Umegat se arrellanó y se encogió de hombros.

– El canciller de Jironal, al no encontrar candidatos en la ciudad, ha salido de Cardegoss en busca del cadáver del asesino de su hermano y de los posibles cómplices que sigan con vida.

– Espero que no aprese a algún inocente por error.

– Lo acompaña un veterano inquisidor del Templo, lo que debería bastar para evitar ese tipo de errores.

Cazaril sopesó aquella información. Transcurrido un momento, Umegat añadió:

– Además, una facción de la orden militar de la casa de la Hija ha enviado jinetes a todos sus señores dedicados, para requerir su asistencia a un consejo general. Aspiran a impedir que el roya Orico les imponga otro comandante como lord Dondo.

– ¿Cómo piensan desafiarlo? ¿Mediante una revuelta?

Umegat rechazó con un ademán aquella desleal sugerencia.

– Desde luego que no. Peticiones. Solicitudes.

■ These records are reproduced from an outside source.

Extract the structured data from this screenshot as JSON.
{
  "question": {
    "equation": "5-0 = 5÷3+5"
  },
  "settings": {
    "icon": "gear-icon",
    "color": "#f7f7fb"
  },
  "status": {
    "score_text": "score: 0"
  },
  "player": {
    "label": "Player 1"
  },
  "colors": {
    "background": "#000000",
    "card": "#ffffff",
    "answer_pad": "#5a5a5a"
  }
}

– Mm. Pero yo pensaba que ya protestaban todo el tiempo, en vano. De Jironal no querrá que se le escape de las manos el control de la orden.

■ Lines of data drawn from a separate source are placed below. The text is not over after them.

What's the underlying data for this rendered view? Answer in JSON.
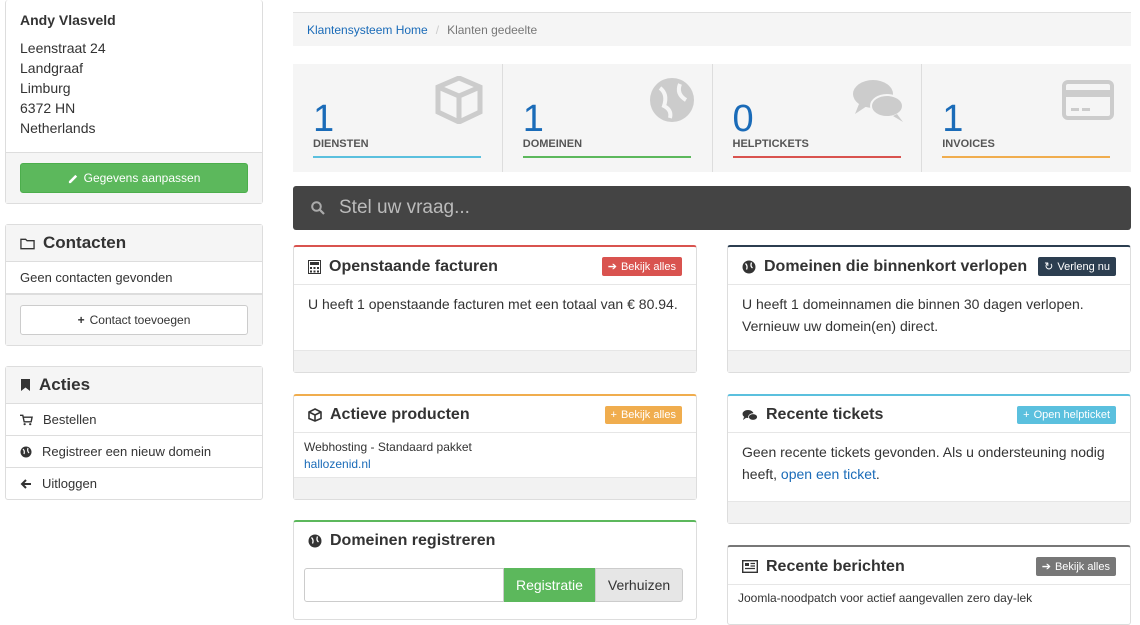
{
  "client": {
    "name": "Andy Vlasveld",
    "address_lines": [
      "Leenstraat 24",
      "Landgraaf",
      "Limburg",
      "6372 HN",
      "Netherlands"
    ],
    "edit_button": "Gegevens aanpassen"
  },
  "contacts": {
    "title": "Contacten",
    "empty_text": "Geen contacten gevonden",
    "add_button": "Contact toevoegen"
  },
  "actions": {
    "title": "Acties",
    "items": [
      {
        "label": "Bestellen",
        "icon": "cart-icon"
      },
      {
        "label": "Registreer een nieuw domein",
        "icon": "globe-icon"
      },
      {
        "label": "Uitloggen",
        "icon": "arrow-left-icon"
      }
    ]
  },
  "breadcrumb": {
    "home": "Klantensysteem Home",
    "current": "Klanten gedeelte"
  },
  "stats": [
    {
      "value": "1",
      "label": "DIENSTEN",
      "color": "#5bc0de",
      "icon": "cube-icon"
    },
    {
      "value": "1",
      "label": "DOMEINEN",
      "color": "#5cb85c",
      "icon": "globe-icon"
    },
    {
      "value": "0",
      "label": "HELPTICKETS",
      "color": "#d9534f",
      "icon": "comments-icon"
    },
    {
      "value": "1",
      "label": "INVOICES",
      "color": "#f0ad4e",
      "icon": "credit-card-icon"
    }
  ],
  "search": {
    "placeholder": "Stel uw vraag..."
  },
  "invoices": {
    "title": "Openstaande facturen",
    "button": "Bekijk alles",
    "text": "U heeft 1 openstaande facturen met een totaal van € 80.94.",
    "color": "#d9534f"
  },
  "expiring": {
    "title": "Domeinen die binnenkort verlopen",
    "button": "Verleng nu",
    "text": "U heeft 1 domeinnamen die binnen 30 dagen verlopen. Vernieuw uw domein(en) direct.",
    "color": "#2c3e50"
  },
  "products": {
    "title": "Actieve producten",
    "button": "Bekijk alles",
    "product_name": "Webhosting - Standaard pakket",
    "product_domain": "hallozenid.nl",
    "color": "#f0ad4e"
  },
  "tickets": {
    "title": "Recente tickets",
    "button": "Open helpticket",
    "text_before": "Geen recente tickets gevonden. Als u ondersteuning nodig heeft, ",
    "link": "open een ticket",
    "text_after": ".",
    "color": "#5bc0de"
  },
  "register": {
    "title": "Domeinen registreren",
    "register_button": "Registratie",
    "transfer_button": "Verhuizen",
    "color": "#5cb85c"
  },
  "news": {
    "title": "Recente berichten",
    "button": "Bekijk alles",
    "first_item": "Joomla-noodpatch voor actief aangevallen zero day-lek",
    "color": "#777777"
  }
}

– Esta vez la orden militar goza del respaldo de la totalidad de su casa.

– Y, ah… ¿qué has estado haciendo tú hoy?

– Rezar pidiendo consejo.

– ¿Y has obtenido respuesta?

Umegat ensayó una sonrisa ambigua.

– A lo mejor.

Cazaril pensó un momento en la manera más adecuada de exponer su siguiente comentario.

– Estás enterado de un rumor interesante. Supongo, entonces, que sería redundante bajar al templo y confesar el asesinato de Dondo al archidivino Mendenal.

Umegat arqueó las cejas.

– Supongo -dijo, al cabo-, que no debería sorprenderme que la Dama de la Primavera haya elegido una herramienta tan afilada.